Programming is not education. When making a code suggestion don't make computer programming arguments in support of it. Make education arguments.

Schemas and Accommodation
When people learn, they don't start at zero and jump to a complete understanding. In psychology this is the theory of schemas and accommodation. From this website:

Consider, for example, how small children learn about different types of animals. A young child may have an existing schema for dogs. She knows that dogs have four legs, so she might automatically believe that all animals with four legs are dogs. When she later learns that cats also have four legs, she will undergo a process of accommodation in which her existing schema for dogs will change and she will also develop a new schema for cats. Schemas become more refined, detailed, and nuanced as new information is gathered and accommodated into our current ideas and beliefs about how the world works.
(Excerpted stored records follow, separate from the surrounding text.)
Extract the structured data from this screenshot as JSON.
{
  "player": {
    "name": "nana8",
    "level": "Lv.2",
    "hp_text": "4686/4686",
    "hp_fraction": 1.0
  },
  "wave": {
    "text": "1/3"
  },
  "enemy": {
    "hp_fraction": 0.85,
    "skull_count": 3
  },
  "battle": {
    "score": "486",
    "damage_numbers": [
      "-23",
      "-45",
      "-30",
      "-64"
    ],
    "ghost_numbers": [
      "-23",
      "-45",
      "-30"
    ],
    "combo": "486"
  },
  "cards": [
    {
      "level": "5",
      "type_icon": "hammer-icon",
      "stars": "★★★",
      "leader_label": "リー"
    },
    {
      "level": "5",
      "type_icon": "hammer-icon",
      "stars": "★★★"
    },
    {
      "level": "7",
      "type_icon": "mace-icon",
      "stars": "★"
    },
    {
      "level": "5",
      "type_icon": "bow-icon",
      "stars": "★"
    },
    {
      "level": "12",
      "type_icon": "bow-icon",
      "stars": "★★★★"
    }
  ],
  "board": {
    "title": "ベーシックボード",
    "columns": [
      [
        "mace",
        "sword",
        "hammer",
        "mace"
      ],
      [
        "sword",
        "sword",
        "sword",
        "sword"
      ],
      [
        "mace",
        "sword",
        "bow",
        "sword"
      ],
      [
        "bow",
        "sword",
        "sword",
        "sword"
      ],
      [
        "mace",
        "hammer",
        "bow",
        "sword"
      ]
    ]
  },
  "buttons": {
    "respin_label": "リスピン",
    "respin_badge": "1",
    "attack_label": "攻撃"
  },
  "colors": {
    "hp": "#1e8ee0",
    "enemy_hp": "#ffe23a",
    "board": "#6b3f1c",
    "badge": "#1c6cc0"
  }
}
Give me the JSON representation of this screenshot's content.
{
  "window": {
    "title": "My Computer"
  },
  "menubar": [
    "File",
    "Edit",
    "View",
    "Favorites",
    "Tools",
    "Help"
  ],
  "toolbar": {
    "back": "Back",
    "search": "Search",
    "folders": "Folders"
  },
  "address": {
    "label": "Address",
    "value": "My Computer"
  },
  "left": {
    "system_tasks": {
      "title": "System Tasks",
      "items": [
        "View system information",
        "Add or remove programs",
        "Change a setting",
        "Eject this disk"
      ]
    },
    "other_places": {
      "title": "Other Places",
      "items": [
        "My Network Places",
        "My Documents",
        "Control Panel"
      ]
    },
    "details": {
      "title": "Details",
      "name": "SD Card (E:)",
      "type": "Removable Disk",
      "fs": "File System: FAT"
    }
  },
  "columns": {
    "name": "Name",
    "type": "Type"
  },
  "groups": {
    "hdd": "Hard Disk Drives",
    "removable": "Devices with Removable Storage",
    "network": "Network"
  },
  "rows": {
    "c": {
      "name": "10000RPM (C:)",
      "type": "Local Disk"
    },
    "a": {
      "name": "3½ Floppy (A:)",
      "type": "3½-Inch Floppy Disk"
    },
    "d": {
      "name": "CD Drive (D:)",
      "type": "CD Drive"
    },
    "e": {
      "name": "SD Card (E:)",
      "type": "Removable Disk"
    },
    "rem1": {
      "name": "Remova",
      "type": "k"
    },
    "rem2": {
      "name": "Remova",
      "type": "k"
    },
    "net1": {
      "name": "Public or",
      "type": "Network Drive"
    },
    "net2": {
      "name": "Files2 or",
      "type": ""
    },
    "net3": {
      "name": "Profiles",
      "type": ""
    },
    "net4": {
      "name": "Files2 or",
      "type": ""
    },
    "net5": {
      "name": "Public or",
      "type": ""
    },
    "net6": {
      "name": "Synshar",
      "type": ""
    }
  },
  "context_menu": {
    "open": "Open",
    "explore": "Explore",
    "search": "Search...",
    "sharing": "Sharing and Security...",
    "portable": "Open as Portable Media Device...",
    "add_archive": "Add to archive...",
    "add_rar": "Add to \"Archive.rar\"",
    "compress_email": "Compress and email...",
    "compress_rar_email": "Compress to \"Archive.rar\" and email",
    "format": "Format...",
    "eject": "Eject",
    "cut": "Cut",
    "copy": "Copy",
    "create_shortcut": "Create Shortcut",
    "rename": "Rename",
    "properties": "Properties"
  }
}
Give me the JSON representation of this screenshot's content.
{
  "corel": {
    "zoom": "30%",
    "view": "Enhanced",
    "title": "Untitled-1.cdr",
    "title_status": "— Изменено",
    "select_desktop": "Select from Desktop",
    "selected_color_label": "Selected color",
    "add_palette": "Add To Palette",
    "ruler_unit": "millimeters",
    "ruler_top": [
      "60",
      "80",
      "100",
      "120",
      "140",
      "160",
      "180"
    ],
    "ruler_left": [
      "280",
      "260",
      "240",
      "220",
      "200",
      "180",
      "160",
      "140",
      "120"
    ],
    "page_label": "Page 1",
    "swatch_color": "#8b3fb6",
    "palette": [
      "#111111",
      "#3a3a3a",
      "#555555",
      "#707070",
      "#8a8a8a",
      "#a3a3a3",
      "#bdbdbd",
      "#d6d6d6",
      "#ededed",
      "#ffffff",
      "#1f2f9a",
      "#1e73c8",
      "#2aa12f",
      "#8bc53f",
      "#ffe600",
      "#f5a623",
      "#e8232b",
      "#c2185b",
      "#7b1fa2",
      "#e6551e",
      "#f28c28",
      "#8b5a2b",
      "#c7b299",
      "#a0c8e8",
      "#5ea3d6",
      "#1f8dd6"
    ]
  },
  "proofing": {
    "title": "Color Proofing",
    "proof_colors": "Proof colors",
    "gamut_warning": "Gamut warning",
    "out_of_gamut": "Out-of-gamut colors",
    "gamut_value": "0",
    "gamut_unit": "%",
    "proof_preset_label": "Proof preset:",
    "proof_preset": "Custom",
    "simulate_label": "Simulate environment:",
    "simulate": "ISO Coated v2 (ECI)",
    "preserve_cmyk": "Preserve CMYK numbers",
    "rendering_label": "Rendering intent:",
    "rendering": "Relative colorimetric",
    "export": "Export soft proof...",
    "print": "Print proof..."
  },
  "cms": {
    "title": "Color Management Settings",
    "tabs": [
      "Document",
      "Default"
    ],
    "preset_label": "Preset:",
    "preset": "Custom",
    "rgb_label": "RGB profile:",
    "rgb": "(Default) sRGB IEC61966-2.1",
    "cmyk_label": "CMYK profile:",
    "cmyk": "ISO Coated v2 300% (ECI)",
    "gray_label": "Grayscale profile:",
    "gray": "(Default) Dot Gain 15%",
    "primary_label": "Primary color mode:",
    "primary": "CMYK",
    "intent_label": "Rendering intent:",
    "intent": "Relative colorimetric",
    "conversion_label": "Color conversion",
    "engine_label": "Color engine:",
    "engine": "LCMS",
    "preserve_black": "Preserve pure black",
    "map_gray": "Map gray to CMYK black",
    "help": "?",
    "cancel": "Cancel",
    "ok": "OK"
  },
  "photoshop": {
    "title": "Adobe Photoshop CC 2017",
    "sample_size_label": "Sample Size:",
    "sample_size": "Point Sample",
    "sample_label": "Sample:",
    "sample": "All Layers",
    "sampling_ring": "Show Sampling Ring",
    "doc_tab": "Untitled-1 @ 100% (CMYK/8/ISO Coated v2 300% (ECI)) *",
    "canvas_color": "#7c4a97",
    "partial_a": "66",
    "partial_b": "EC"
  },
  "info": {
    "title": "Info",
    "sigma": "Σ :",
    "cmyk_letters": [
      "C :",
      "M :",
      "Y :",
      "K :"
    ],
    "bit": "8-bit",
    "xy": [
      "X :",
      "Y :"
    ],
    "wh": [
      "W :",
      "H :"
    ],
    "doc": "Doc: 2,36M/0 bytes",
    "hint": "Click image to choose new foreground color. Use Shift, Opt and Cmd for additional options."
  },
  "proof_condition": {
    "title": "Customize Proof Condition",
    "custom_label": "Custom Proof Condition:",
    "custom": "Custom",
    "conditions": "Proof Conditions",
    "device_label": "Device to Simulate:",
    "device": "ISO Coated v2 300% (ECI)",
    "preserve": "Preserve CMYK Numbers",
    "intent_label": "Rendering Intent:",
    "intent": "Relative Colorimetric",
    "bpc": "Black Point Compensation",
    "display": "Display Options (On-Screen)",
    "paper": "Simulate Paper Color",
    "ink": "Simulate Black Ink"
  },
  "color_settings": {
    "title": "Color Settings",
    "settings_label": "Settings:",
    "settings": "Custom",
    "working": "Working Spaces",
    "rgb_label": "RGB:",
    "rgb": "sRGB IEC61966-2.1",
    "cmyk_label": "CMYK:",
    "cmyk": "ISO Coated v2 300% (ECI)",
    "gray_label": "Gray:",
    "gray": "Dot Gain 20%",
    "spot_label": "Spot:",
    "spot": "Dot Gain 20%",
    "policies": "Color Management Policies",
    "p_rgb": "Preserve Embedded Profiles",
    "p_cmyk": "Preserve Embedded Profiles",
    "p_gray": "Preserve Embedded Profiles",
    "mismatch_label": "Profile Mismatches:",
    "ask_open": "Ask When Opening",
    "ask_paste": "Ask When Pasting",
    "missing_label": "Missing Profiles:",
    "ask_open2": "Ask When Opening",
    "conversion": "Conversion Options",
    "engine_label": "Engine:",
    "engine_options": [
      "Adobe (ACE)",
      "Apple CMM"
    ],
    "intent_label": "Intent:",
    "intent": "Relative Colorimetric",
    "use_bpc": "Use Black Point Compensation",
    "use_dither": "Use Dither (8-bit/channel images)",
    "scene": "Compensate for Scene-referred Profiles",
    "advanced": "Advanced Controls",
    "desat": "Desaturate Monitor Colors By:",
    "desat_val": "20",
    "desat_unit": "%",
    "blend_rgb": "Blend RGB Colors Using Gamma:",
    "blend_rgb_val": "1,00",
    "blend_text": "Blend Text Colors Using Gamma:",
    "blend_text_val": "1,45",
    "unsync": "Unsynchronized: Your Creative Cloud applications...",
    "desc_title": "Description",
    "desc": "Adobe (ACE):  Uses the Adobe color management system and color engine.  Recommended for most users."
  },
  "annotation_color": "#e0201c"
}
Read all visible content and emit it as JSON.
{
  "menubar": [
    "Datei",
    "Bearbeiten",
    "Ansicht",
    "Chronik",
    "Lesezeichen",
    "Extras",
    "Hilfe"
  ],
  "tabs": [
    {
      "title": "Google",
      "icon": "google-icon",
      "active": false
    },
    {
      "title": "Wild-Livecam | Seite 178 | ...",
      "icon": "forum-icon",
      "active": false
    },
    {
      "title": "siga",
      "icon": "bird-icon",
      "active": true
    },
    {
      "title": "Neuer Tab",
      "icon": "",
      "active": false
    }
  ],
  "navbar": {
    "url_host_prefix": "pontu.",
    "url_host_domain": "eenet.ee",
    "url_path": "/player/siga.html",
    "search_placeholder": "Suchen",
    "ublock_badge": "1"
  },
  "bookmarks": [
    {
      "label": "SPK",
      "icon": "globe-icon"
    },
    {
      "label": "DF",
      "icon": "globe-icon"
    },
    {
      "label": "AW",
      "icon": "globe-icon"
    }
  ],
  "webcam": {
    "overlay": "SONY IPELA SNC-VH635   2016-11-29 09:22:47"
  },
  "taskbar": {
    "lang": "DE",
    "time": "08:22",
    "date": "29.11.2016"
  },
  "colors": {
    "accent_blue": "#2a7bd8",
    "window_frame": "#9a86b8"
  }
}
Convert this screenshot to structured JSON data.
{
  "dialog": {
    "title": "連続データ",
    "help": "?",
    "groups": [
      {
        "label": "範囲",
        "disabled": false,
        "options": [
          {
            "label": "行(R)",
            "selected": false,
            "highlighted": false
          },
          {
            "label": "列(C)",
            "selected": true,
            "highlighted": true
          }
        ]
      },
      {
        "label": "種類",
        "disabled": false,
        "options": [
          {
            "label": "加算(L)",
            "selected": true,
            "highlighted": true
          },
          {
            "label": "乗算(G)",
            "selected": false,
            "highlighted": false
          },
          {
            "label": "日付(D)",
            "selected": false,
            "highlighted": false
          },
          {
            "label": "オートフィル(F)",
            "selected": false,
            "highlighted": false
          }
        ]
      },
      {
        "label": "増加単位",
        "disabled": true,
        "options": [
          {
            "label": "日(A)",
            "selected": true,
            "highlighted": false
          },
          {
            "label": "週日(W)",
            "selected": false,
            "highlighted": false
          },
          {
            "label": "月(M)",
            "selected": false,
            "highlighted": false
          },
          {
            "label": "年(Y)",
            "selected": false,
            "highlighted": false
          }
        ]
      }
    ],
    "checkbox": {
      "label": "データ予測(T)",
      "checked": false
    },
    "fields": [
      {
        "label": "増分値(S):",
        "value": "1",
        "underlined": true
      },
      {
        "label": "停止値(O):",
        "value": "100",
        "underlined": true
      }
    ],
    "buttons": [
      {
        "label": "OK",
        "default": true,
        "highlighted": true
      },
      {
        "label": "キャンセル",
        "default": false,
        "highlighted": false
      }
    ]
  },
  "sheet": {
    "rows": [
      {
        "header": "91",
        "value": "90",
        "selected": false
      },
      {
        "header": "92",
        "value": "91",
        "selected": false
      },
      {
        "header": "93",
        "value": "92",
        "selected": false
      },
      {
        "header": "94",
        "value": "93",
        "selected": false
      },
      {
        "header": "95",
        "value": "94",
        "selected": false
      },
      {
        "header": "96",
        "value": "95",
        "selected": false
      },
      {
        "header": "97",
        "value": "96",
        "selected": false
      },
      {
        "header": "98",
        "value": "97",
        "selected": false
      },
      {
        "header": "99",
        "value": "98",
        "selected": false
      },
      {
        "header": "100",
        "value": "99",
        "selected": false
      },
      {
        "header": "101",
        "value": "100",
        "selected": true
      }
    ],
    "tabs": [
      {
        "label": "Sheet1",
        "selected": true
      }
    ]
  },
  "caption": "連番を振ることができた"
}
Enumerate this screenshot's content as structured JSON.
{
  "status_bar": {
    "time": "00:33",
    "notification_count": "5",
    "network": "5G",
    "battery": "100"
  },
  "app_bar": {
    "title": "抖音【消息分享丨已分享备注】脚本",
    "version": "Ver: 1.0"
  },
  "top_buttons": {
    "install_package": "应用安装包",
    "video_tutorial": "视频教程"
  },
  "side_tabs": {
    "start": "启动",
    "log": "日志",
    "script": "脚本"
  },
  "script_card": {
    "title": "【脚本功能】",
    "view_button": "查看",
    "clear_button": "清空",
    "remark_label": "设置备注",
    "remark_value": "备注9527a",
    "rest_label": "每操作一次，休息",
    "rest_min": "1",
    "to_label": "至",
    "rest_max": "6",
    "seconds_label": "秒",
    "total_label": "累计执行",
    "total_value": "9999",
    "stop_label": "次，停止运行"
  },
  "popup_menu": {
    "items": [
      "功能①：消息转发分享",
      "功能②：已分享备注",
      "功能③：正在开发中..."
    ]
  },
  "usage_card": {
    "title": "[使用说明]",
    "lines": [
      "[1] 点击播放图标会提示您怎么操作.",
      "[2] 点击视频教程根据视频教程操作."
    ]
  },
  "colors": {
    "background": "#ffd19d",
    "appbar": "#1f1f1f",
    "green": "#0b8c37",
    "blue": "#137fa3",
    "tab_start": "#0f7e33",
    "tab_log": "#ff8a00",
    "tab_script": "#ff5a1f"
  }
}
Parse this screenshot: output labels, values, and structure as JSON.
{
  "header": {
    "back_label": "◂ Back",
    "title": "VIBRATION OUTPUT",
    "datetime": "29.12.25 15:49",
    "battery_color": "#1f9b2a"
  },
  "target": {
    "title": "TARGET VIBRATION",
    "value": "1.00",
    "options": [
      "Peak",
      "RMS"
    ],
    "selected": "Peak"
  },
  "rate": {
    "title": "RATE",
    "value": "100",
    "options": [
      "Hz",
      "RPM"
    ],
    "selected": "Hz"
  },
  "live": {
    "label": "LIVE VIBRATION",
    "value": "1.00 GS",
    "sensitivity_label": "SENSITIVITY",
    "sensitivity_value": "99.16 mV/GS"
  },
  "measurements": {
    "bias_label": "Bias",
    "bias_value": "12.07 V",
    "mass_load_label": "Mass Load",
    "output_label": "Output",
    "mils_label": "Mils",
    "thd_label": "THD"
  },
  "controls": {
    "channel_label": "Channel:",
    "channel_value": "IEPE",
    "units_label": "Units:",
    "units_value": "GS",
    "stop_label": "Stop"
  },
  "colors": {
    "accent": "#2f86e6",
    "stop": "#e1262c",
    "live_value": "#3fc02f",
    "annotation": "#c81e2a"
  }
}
When you make a computer code suggestion, please consider how big a leap is required from the learner. Code that is shorter and simpler among programmers may actually be enormously more complicated for a learner.

Ego
I constantly struggle to keep my ego in check when making technology instruction videos. If I can think of ten ways to code a lesson and I choose the "dumbest" looking one, I know that people will think I'm dumb too.

If you are able to make computer code suggestions, consider the possibility that you are not my target audience. That means that the code you wished had been in my video is code for you. It might not be good code for my audience.

How You Can Help
If you want to help improve the code in my videos, thanks! But first, please consider some of the things I value and don't value about code improvements for educational videos.

Things I value less:
  • Execution speed
  • Coding standards
  • Concepts and features that only apply to specific software.
  • Code length
  • Memory use
  • Number of variables
Things I value more:
  • Teaching the core concept better
  • Fewer prerequisite concepts
  • Concepts that are powerful and can be used for later learning.
I love high quality software too, but that's a different conversation.